Waiting For The Bounce As Houston Rebounds
Those waiting for Houston to bounce back will have to wait a while longer. Houston has made plenty of gains this year, signing 3.2M SF of office leases in Q2 alone, but with 11M SF of sublease space still on the market and more multifamily units opening every month, Houston’s rebound is hard to see.
Houston’s office market has borne the brunt of the market's downturn. Vacancy increased 60 basis points to 17.4% in Q2 as several large sublease terms expired, adding more than 600K SF of direct available space, according to CBRE data. Even with the removal of expired listings and increased sublease transactions, available sublease rose to 11.1M SF as more than 1M SF of new sublease listings were added this quarter. The combined result is Houston’s sixth consecutive quarter of negative absorption.
Flight to quality is expected to continue as tenants benefit from lower rates and increased concessions. Long-term leases in prime locations are offering an average of 12 months free rent and $100/SF in tenant improvement allotments.

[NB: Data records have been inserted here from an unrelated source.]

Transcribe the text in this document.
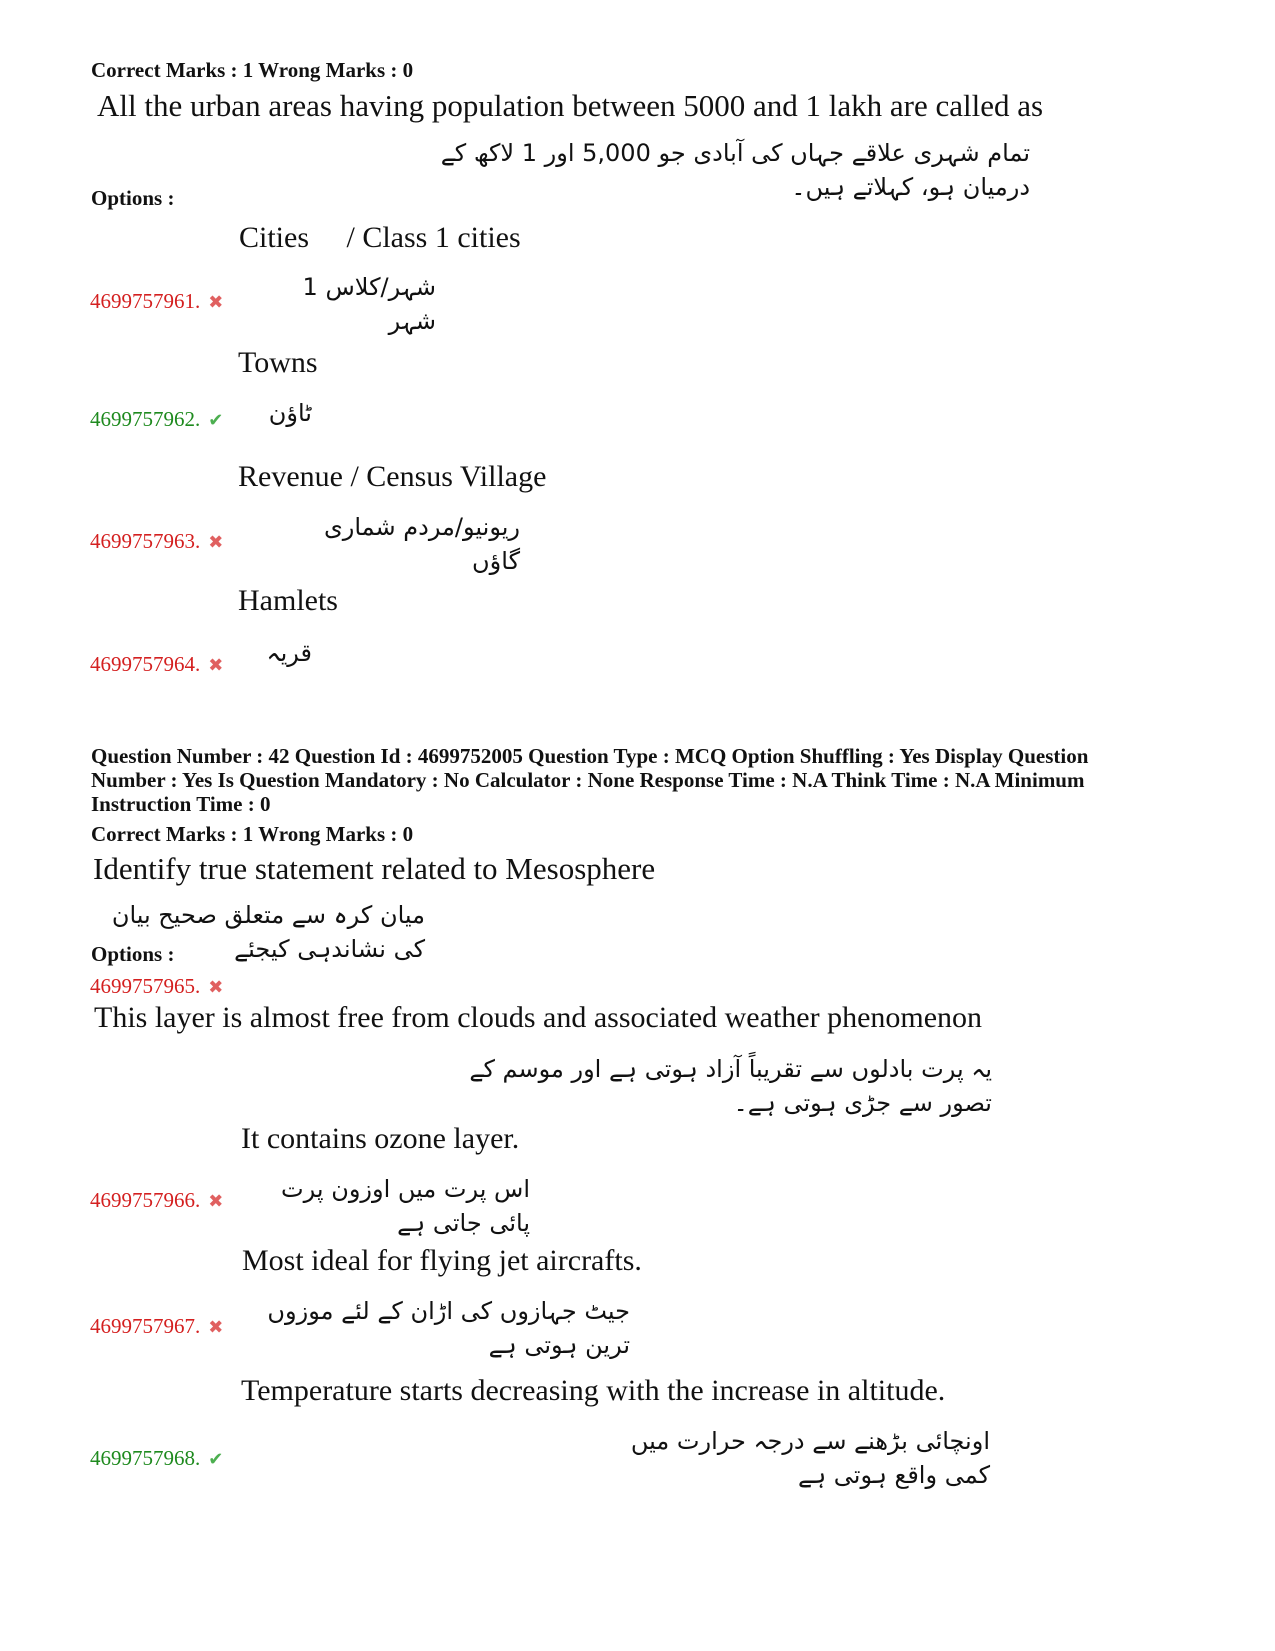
Correct Marks : 1 Wrong Marks : 0
All the urban areas having population between 5000 and 1 lakh are called as
تمام شہری علاقے جہاں کی آبادی جو 5,000 اور 1 لاکھ کے درمیان ہو، کہلاتے ہیں۔
Options :
Cities     / Class 1 cities
شہر/کلاس 1 شہر
4699757961. ✖
Towns
ٹاؤن
4699757962. ✔
Revenue / Census Village
ریونیو/مردم شماری گاؤں
4699757963. ✖
Hamlets
قریہ
4699757964. ✖
Question Number : 42 Question Id : 4699752005 Question Type : MCQ Option Shuffling : Yes Display Question
Number : Yes Is Question Mandatory : No Calculator : None Response Time : N.A Think Time : N.A Minimum
Instruction Time : 0
Correct Marks : 1 Wrong Marks : 0
Identify true statement related to Mesosphere
میان کرہ سے متعلق صحیح بیان کی نشاندہی کیجئے
Options :
4699757965. ✖
This layer is almost free from clouds and associated weather phenomenon
یہ پرت بادلوں سے تقریباً آزاد ہوتی ہے اور موسم کے تصور سے جڑی ہوتی ہے۔
It contains ozone layer.
اس پرت میں اوزون پرت پائی جاتی ہے
4699757966. ✖
Most ideal for flying jet aircrafts.
جیٹ جہازوں کی اڑان کے لئے موزوں ترین ہوتی ہے
4699757967. ✖
Temperature starts decreasing with the increase in altitude.
اونچائی بڑھنے سے درجہ حرارت میں کمی واقع ہوتی ہے
4699757968. ✔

Houston’s industrial sector has been keeping the area afloat. CBRE’s Tom Lynch joked that nearly every metro in the country would love to have Houston’s vacancy rate at 5.5%. Q2 marks 24 consecutive quarters below the 6% vacancy mark.
More than 60% of the 5.5M SF under construction can be attributed to four large projects, with an average building size of 850K SF. These major build-to-suits have dwarfed spec development recently: Only one spec project greater than 100K SF broke ground in the second quarter out of 1.4M SF of total starts.
This year leasing activity is struggling to keep up with the blistering pace set last year. A deficit of quality space has slowed leasing, CBRE research shows, causing Houston retailers to take down only 808K SF so far in 2017 (which is still double the 10-year average). In Q2 2017, approximately 774K SF was occupied in new projects. As the development pipeline slows, Houston's net absorption continues to taper.
Grocery expansion has slowed. The pipeline is mostly speculative strip centers and mixed-use developments. Only 1.2M SF of retail is under construction, a third of which is grocery-anchored. Development activity is concentrated in the Far North and Far West submarkets.
So far this year, Houston has delivered just over 10,000 units and absorbed just over 11,000, causing occupancy to increase. There are still roughly 7,800 units under construction across the city, for a total of nearly 18,000 units to deliver in 2017, ranking third in the nation. The building boom is pushing rents lower, down 1.9% from this time last year, according to Axiometrics.
CBRE’s Hal Holliday said by 2019, Houston’s pipeline will be down to only about 2,000 units.
“It’s just a matter of time until we hit equilibrium. By the second half of 2019 we’ll be in a landlord’s market,” Holliday said.